Domestic Symphony 1919

Domestic Symphony

Margaret Watkins, Domestic Symphony, 1919
Palladium print, 21.2 x 16.4 cm
Various collections

Described by Vanity Fair in 1921 as “strongly reminiscent of the sculptures of [Constantin] Brâncuși,” Margaret Watkins’s Domestic Symphony is arguably her most successful photograph. Out of the objects in her kitchen, she constructed an image of repetitive forms and dark interior. It is a sensuous masterpiece. Here she combined her kitchen still-life genre with the sensuousness of a nude study, in a scene reminiscent of musical form.


Sometimes titled Eggs on Porcelain, the photograph depicts the rim of her white porcelain sink, three eggs of varying tones settled on the attached draining unit, the bottom of a kettle and an enamel bowl, and a towel hanging down the right side. The curves of the white porcelain fold into each other, visually reminiscent of one limb folding into another, or of a wave forming at its peak. And once the viewer has focused on that central shape, it becomes apparent again and again in the work, multiplied as each egg meets another, as the teakettle and bowl touch, and, in an elongated form, in the crease of the towel. To accentuate both the sensuality and the mystery of this photograph, Watkins leaves the centre dark, pushing the objects to the edge of the composition. The towel on the right does not hang at a straight right angle to the ledge. It moves slightly out toward the darkness, drawing the eye inward and upward to the crest in the white porcelain.


Margaret Watkins, Design – Angles, 1919, gaslight silver chloride print, 20.7 x 15.5 cm, various collections.

This photograph was exhibited at the First International Kohakai Salon of Photography, in Kobe, Japan, in the summer of 1922. It received an honourable mention at the Third International Exhibition of Pictorial Photography, under the auspices of the Royal Agricultural and Industrial Society, in New Westminster, B.C., in September 1923, and also at the Frederick & Nelson Fourth Annual Salon of Pictorial Photography, Seattle, Washington, in November 1923.


With the title Domestic Symphony in mind, we might rewrite the scene entirely in terms of musical form.
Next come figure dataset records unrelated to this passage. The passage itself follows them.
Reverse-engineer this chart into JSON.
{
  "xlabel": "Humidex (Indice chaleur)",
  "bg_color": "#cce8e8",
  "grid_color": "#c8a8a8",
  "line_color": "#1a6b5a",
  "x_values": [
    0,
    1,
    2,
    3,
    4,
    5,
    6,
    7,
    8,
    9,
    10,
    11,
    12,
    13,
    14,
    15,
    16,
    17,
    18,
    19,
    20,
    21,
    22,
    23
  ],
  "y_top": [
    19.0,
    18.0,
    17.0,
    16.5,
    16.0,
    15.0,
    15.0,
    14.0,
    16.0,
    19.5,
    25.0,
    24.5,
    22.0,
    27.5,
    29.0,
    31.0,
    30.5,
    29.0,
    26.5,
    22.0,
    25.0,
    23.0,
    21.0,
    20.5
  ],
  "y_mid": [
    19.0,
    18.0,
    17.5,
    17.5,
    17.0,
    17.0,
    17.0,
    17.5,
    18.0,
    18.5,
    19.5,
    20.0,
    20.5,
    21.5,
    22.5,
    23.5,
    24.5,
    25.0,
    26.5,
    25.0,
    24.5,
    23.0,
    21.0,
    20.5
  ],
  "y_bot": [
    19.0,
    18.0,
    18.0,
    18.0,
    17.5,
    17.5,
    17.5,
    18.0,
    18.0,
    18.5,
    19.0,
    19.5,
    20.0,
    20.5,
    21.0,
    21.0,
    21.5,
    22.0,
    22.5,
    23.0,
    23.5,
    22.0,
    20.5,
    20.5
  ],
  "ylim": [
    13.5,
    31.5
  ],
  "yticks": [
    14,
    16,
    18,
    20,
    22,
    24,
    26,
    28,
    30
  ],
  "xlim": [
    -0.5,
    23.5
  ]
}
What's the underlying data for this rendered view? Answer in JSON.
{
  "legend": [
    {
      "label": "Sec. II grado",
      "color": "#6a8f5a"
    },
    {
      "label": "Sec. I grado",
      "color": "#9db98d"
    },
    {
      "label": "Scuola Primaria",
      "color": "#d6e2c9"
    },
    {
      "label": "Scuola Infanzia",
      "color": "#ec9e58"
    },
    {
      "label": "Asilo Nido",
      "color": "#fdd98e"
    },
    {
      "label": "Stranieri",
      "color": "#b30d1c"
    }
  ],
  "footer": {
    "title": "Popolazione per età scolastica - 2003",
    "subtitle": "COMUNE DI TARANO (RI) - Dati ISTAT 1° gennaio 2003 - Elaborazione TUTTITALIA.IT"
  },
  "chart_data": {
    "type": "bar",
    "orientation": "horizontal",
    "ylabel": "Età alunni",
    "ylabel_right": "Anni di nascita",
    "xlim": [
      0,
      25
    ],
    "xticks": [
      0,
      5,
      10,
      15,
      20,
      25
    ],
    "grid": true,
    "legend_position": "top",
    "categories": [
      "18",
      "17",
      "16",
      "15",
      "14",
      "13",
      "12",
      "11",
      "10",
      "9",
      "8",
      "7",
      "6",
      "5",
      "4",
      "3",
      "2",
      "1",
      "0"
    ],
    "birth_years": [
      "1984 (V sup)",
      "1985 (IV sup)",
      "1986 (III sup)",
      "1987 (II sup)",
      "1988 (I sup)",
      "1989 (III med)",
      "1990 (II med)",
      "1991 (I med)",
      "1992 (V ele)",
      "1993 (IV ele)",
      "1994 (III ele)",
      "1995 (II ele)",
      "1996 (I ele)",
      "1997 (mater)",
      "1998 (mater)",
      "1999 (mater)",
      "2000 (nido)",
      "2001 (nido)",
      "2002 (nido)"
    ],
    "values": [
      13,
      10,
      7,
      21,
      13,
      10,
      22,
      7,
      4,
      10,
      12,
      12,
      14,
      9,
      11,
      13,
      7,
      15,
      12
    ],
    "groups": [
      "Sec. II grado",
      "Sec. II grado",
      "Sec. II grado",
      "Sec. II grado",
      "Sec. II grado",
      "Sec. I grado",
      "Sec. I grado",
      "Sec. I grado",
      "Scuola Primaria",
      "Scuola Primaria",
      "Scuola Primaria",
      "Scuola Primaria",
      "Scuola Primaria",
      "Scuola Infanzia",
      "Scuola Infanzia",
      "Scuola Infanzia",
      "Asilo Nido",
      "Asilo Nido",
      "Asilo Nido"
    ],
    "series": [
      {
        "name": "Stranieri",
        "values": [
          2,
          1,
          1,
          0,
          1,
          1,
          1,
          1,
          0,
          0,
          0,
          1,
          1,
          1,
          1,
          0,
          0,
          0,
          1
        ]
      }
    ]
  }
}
One of Watkins’s most convincing descriptions of her art is in terms of music: “Simple + inconsequent subject may provide a motive for beautiful & rhythmic patterns which stir emotion quite unrelated to original subject—the austere abstract beauty of a Bach fugue, theme answering theme, phrase offsetting phrase.  In Domestic Symphony, one can see the rhythmic pattern of curve meeting curve, with diminution and variation. This is photography that moves its viewer through form and tones. Another way of understanding Watkins’s integration of music and image is to see it as synesthesia, an experience of one sense, in this case visual, triggering the experience of another, here sound. As Andrea Nelson writes, “Watkins draws together domestic labor, the artistic process, and the phenomenon of synesthesia, in which the pathways of the senses cross.


A comparable musical composition is The Bread Knife, 1919, exhibited as Design – Angles in San Francisco and in Kobe, Japan, in 1922, and featured along with Domestic Symphony in the 1921 Vanity Fair article on Watkins, where it was compared to the Cubist art of Pablo Picasso (1881–1973). If Domestic Symphony works with the meeting of curves, Design – Angles is all in the meeting of straight lines. The angles proliferate—at varied intervals on the edge of the knife (short), in the wallpaper trim (slightly longer), in the meeting of knife, board, and book, each of these with their shadows, and finally, climactically, in the dark triangle at the centre of the photograph.